Se tordent en courbes alambiquées
Möbius en dressa l’inventaire
Que je ne saurais démêler

Stahlder

Conte égyptien

image de Pierrette

Un âne se souvient de son lointain ancêtre
Et d’un monstre de pierre dans les sables enlisé.
Contre les flancs du Sphinx il s’était reposé
Réchauffant de son souffle un divin petit être.
(Les nuits dans le désert peuvent certes être glaciales
Après une chaleur que l’on dit infernale)

Ce vénérable aïeul, éberlué, vit soudain
La statue s’animer et en un tournemain
Dans une chope d’étain lui servir une bière.

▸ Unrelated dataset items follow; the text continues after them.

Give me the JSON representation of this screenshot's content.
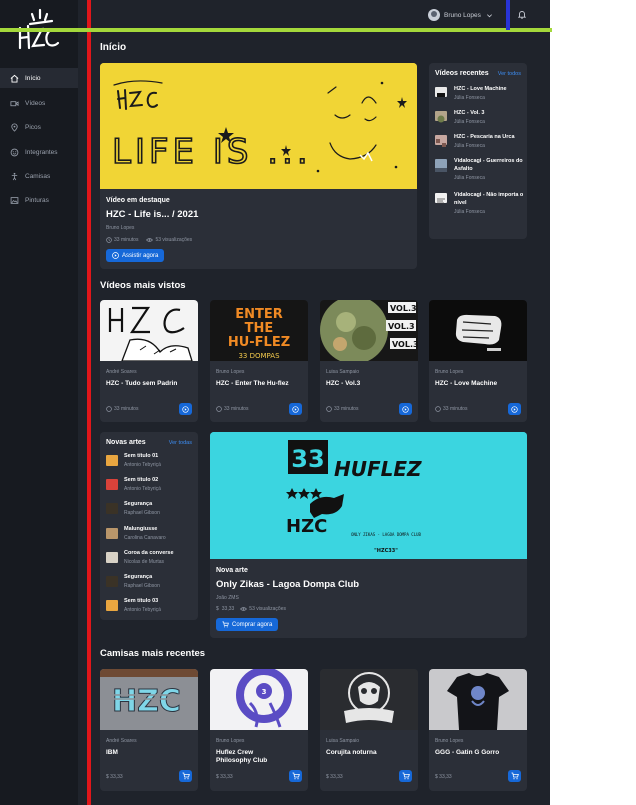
{
  "header": {
    "user_name": "Bruno Lopes"
  },
  "sidebar": {
    "items": [
      {
        "label": "Início",
        "icon": "home-icon"
      },
      {
        "label": "Vídeos",
        "icon": "video-icon"
      },
      {
        "label": "Picos",
        "icon": "map-pin-icon"
      },
      {
        "label": "Integrantes",
        "icon": "users-icon"
      },
      {
        "label": "Camisas",
        "icon": "shirt-icon"
      },
      {
        "label": "Pinturas",
        "icon": "image-icon"
      }
    ]
  },
  "page": {
    "title": "Início"
  },
  "featured": {
    "label": "Vídeo em destaque",
    "title": "HZC - Life is... / 2021",
    "author": "Bruno Lopes",
    "duration": "33 minutos",
    "views": "53 visualizações",
    "button": "Assistir agora",
    "image_text": "LIFE IS ..."
  },
  "recent_videos": {
    "title": "Vídeos recentes",
    "link": "Ver todos",
    "items": [
      {
        "title": "HZC - Love Machine",
        "author": "Júlia Fonseca"
      },
      {
        "title": "HZC - Vol. 3",
        "author": "Júlia Fonseca"
      },
      {
        "title": "HZC - Pescaria na Urca",
        "author": "Júlia Fonseca"
      },
      {
        "title": "Vidalocagi - Guerreiros do Asfalto",
        "author": "Júlia Fonseca"
      },
      {
        "title": "Vidalocagi - Não importa o nível",
        "author": "Júlia Fonseca"
      }
    ]
  },
  "most_viewed": {
    "title": "Vídeos mais vistos",
    "items": [
      {
        "author": "André Soares",
        "title": "HZC - Tudo sem Padrin",
        "duration": "33 minutos"
      },
      {
        "author": "Bruno Lopes",
        "title": "HZC - Enter The Hu-flez",
        "duration": "33 minutos"
      },
      {
        "author": "Luisa Sampaio",
        "title": "HZC - Vol.3",
        "duration": "33 minutos"
      },
      {
        "author": "Bruno Lopes",
        "title": "HZC - Love Machine",
        "duration": "33 minutos"
      }
    ]
  },
  "new_arts": {
    "title": "Novas artes",
    "link": "Ver todas",
    "items": [
      {
        "title": "Sem título 01",
        "author": "Antonio Tebyriçá"
      },
      {
        "title": "Sem título 02",
        "author": "Antonio Tebyriçá"
      },
      {
        "title": "Segurança",
        "author": "Raphael Gibson"
      },
      {
        "title": "Malungiusse",
        "author": "Carolina Canavaro"
      },
      {
        "title": "Coroa da converse",
        "author": "Nicolas de Murtas"
      },
      {
        "title": "Segurança",
        "author": "Raphael Gibson"
      },
      {
        "title": "Sem título 03",
        "author": "Antonio Tebyriçá"
      }
    ]
  },
  "featured_art": {
    "label": "Nova arte",
    "title": "Only Zikas - Lagoa Dompa Club",
    "author": "João ZMS",
    "price": "33,33",
    "views": "53 visualizações",
    "button": "Comprar agora",
    "image_text_1": "HUFLEZ",
    "image_text_2": "HZC",
    "image_text_3": "ONLY ZIKAS · LAGOA DOMPA CLUB",
    "image_text_4": "\"HZC33\""
  },
  "shirts": {
    "title": "Camisas mais recentes",
    "items": [
      {
        "author": "André Soares",
        "title": "IBM",
        "price": "33,33"
      },
      {
        "author": "Bruno Lopes",
        "title": "Huflez Crew Philosophy Club",
        "price": "33,33"
      },
      {
        "author": "Luisa Sampaio",
        "title": "Corujita noturna",
        "price": "33,33"
      },
      {
        "author": "Bruno Lopes",
        "title": "GGG - Gatin G Gorro",
        "price": "33,33"
      }
    ]
  },
  "colors": {
    "background": "#1f232b",
    "sidebar": "#171a20",
    "card": "#2b2f38",
    "accent": "#1668d8",
    "featured_yellow": "#f1d535",
    "featured_cyan": "#3bd5e0"
  }
}
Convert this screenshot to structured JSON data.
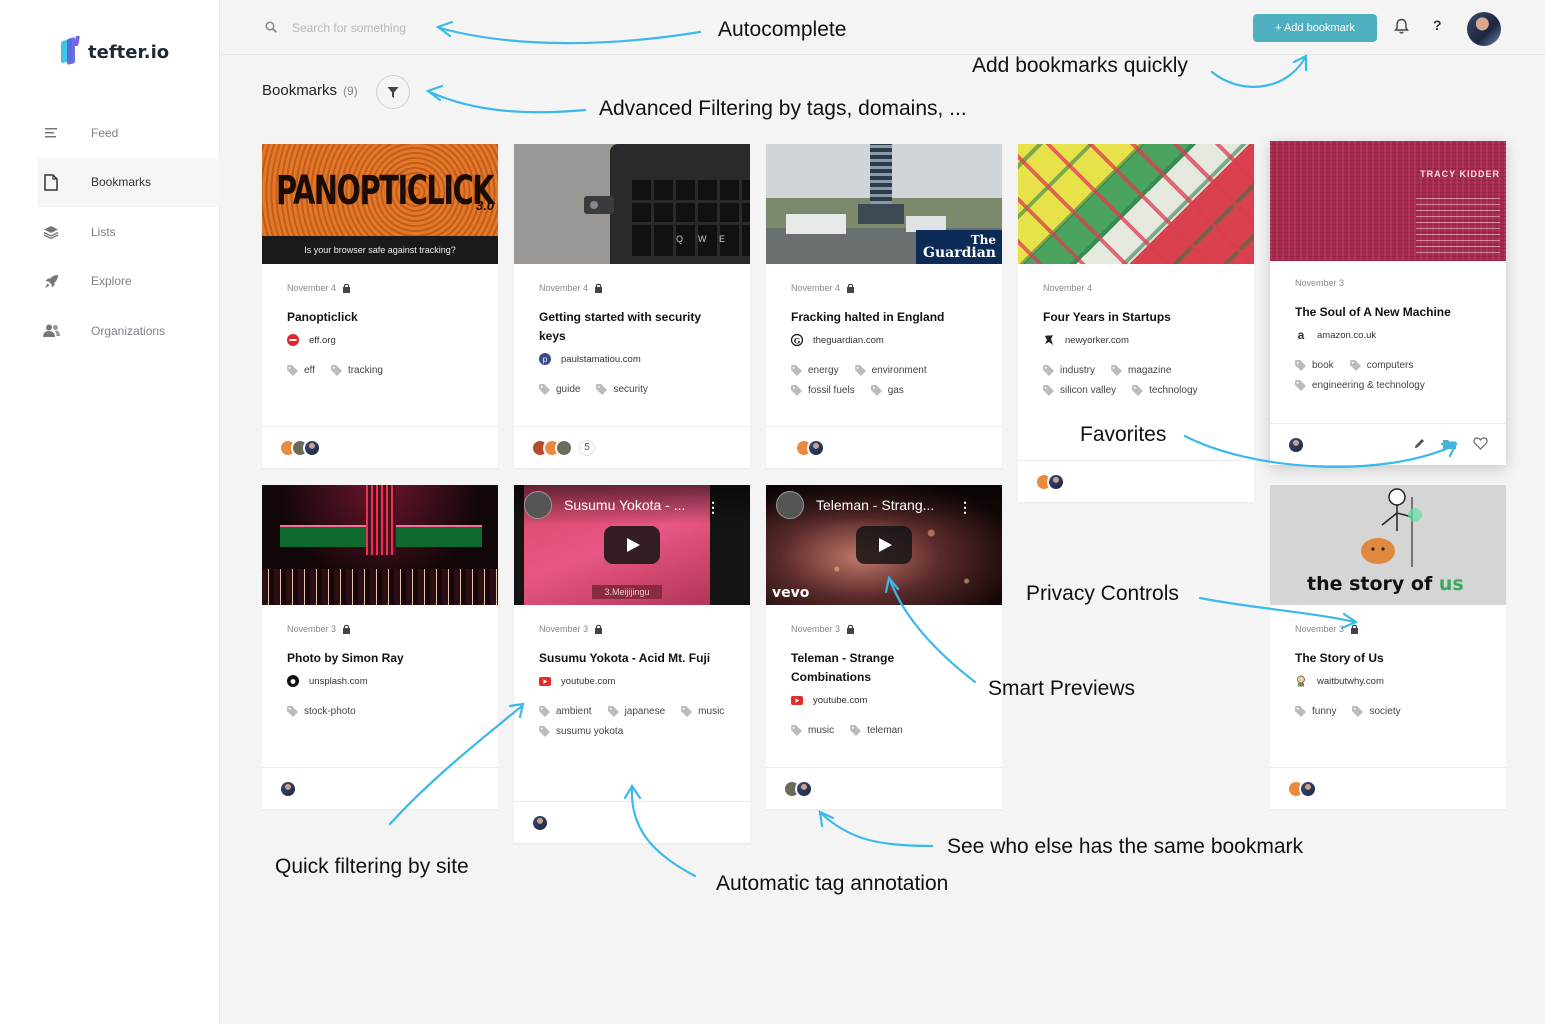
{
  "app": {
    "name": "tefter.io"
  },
  "sidebar": {
    "items": [
      {
        "label": "Feed",
        "icon": "feed-icon",
        "active": false
      },
      {
        "label": "Bookmarks",
        "icon": "document-icon",
        "active": true
      },
      {
        "label": "Lists",
        "icon": "layers-icon",
        "active": false
      },
      {
        "label": "Explore",
        "icon": "rocket-icon",
        "active": false
      },
      {
        "label": "Organizations",
        "icon": "people-icon",
        "active": false
      }
    ]
  },
  "topbar": {
    "search_placeholder": "Search for something",
    "add_label": "+ Add bookmark",
    "help_label": "?"
  },
  "page": {
    "title": "Bookmarks",
    "count": "(9)"
  },
  "cards": [
    {
      "date": "November 4",
      "title": "Panopticlick",
      "site": "eff.org",
      "tags": [
        "eff",
        "tracking"
      ],
      "thumb": {
        "headline": "PANOPTICLICK",
        "version": "3.0",
        "caption": "Is your browser safe against tracking?"
      }
    },
    {
      "date": "November 4",
      "title": "Getting started with security keys",
      "site": "paulstamatiou.com",
      "tags": [
        "guide",
        "security"
      ],
      "more": "5",
      "thumb": {
        "keys": [
          "Q",
          "W",
          "E"
        ]
      }
    },
    {
      "date": "November 4",
      "title": "Fracking halted in England",
      "site": "theguardian.com",
      "tags": [
        "energy",
        "environment",
        "fossil fuels",
        "gas"
      ],
      "thumb": {
        "brand_line1": "The",
        "brand_line2": "Guardian"
      }
    },
    {
      "date": "November 4",
      "title": "Four Years in Startups",
      "site": "newyorker.com",
      "tags": [
        "industry",
        "magazine",
        "silicon valley",
        "technology"
      ]
    },
    {
      "date": "November 3",
      "title": "The Soul of A New Machine",
      "site": "amazon.co.uk",
      "site_glyph": "a",
      "tags": [
        "book",
        "computers",
        "engineering & technology"
      ],
      "thumb": {
        "author": "TRACY KIDDER"
      }
    },
    {
      "date": "November 3",
      "title": "Photo by Simon Ray",
      "site": "unsplash.com",
      "tags": [
        "stock-photo"
      ]
    },
    {
      "date": "November 3",
      "title": "Susumu Yokota - Acid Mt. Fuji",
      "site": "youtube.com",
      "tags": [
        "ambient",
        "japanese",
        "music",
        "susumu yokota"
      ],
      "thumb": {
        "video_title": "Susumu Yokota - ...",
        "overlay": "3.Meijijingu"
      }
    },
    {
      "date": "November 3",
      "title": "Teleman - Strange Combinations",
      "site": "youtube.com",
      "tags": [
        "music",
        "teleman"
      ],
      "thumb": {
        "video_title": "Teleman - Strang...",
        "brand": "vevo"
      }
    },
    {
      "date": "November 3",
      "title": "The Story of Us",
      "site": "waitbutwhy.com",
      "tags": [
        "funny",
        "society"
      ],
      "thumb": {
        "text1": "the story of",
        "text2": "us"
      }
    }
  ],
  "annotations": {
    "autocomplete": "Autocomplete",
    "add_quickly": "Add bookmarks quickly",
    "advanced_filter": "Advanced Filtering by tags, domains, ...",
    "favorites": "Favorites",
    "privacy": "Privacy Controls",
    "smart_previews": "Smart Previews",
    "quick_filter": "Quick filtering by site",
    "auto_tag": "Automatic tag annotation",
    "see_who": "See who else has the same bookmark"
  },
  "colors": {
    "accent": "#4fb0c1",
    "arrow": "#3bb9ea"
  }
}
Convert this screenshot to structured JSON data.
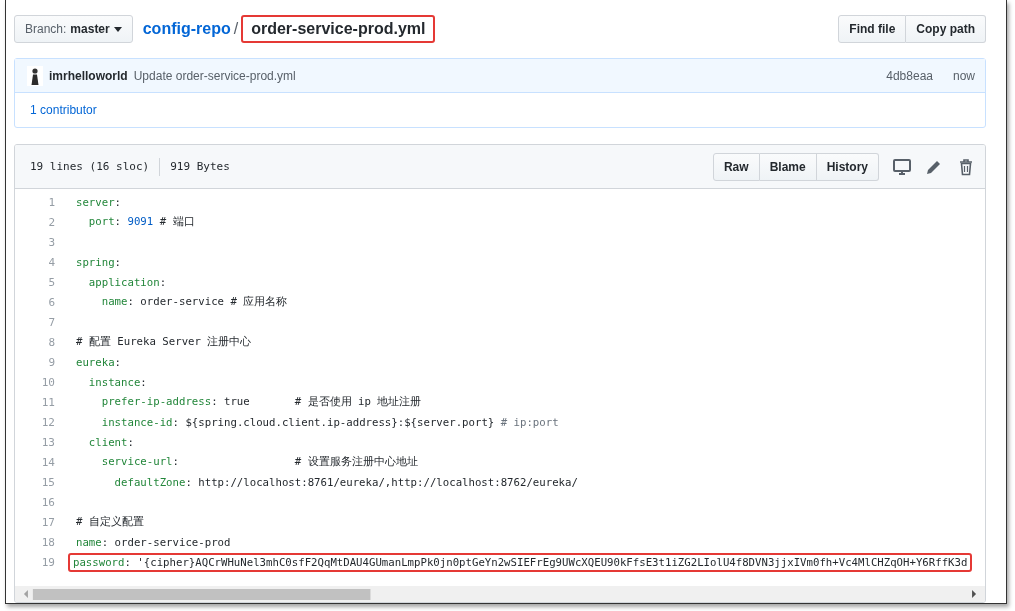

Le charpentier dormait la tête sur une pierre
Et Marie somnolait en berçant l’enfançon
Leur monture trinqua aussitôt sans façon
Avec son échanson dans la nuit étoilée.

Ce récit traversa bien des générations
Jusqu’au dernier maillon de cette longue lignée
A qui j’offre une pomme quand je longe son pré
Il me le murmura par une nuit sans lune
Où les meules de foin se muèrent en dunes.

Stahlder

Chaînes délétères

Blason de Jeleznogorsk / Zheleznogorsk

Les anneaux de combien de chaînes
Au cours d’une vie nous entraînent
Sur tant de chemins incertains
En tissant d’innombrables liens

Anneaux d’amour, anneaux de haine
Anneaux des deuils, anneaux des peines,
Anneaux d’orgueil ou d’ambition
Qui nous enchaînent à l’unisson
A de bien funestes passions

Mais une figure cabalistique
Dénoue ces boucles fatidiques
Sans oublier un seul chaînon :
Le cercle de l’auto-dérision

Stahlder

Le sang de la treille

 

En son nom ils sont réunis
Rompant le pain, buvant le vin,
Je suis la Voie, je suis la Vie
La Vérité et le Chemin,

L’écho de ces mots retentit
Dans l’âme de ses meilleurs amis
Quand ils taillèrent dans un vieux buis
Leurs douze bâtons de pélerins.

De ce message je retiens
Que lorsque l’on vide une coupe
En compagnie d’un joyeux groupe
A la mémoire d’un défunt

Ses mânes engourdies s’éveillent
Et ses chansons, quelle merveille,
Louant les vertus de la treille
Se mêlent aux rires de ses copains

Stahlder

En ce jardin…

image de Pierrette

Il est dans la nature plantes que l’on consomme
D’autres étiquetées dans certains muséums
Deviennent les icônes de quelque docte herbier
Avec pour compagnons des oiseaux empaillés.
Certaines se dissimulent au milieu des racines
Dans un sous-bois ombreux, qu’à grand peine on devine,
Ou, du sommet d’un arbre narguent le promeneur
Cloué au ras de terre de par la pesanteur.
Celles qui furent épargnées par les bêtes et les gens,
Aussi, par les outrages ordinaires du temps,
Au terme d’une mue certes paradoxale
Sous forme de fossiles, deviennent minérales

Stahlder

Herbes folles

Blason de Herbers

D’aucuns nous taxent de gangrène
De « mauvaise herbe » en leur jargon
Non que ce vocable nous gêne,
Les mêmes traitent de vagabonds
Les gyrovagues, moines errants
Qui vont chantant le nez au vent
Par les chemins loin des maisons,
Aussi de bêtes inutiles
Les insectes qu’ils jugent futiles
Fredonnant en toutes saisons.
Nous sommes fières de notre lignage
Celui d’une nature sauvage
Invisible à tous ces ronchons
N’ayant d’yeux que pour leurs moissons

Stahlder

Pom pom pom pom…

Blason de la ville Vielle-Adour

Satan ce parleur habile
Vêtu d’une peau de serpent
Trouvant nos aïeux débiles
Leur tendit un guet-apens

“Du Seigneur de ce Royaume
Ignorez l’ultimatum
Il est grincheux c’est notoire…

Croquez dans cette belle pomme
Son goût est quasi divin
(Et je suis un gastronome
Je m’y connais en festins) »

Le reptile dépouillé
Chuchote «il faut vous méfier
Croquez plutôt une poire ! »

Stahlder

_____

D’argent à un amphiptère de sable, au chef d’azur chargé d’une étoile d’or accostée de deux croissants du même.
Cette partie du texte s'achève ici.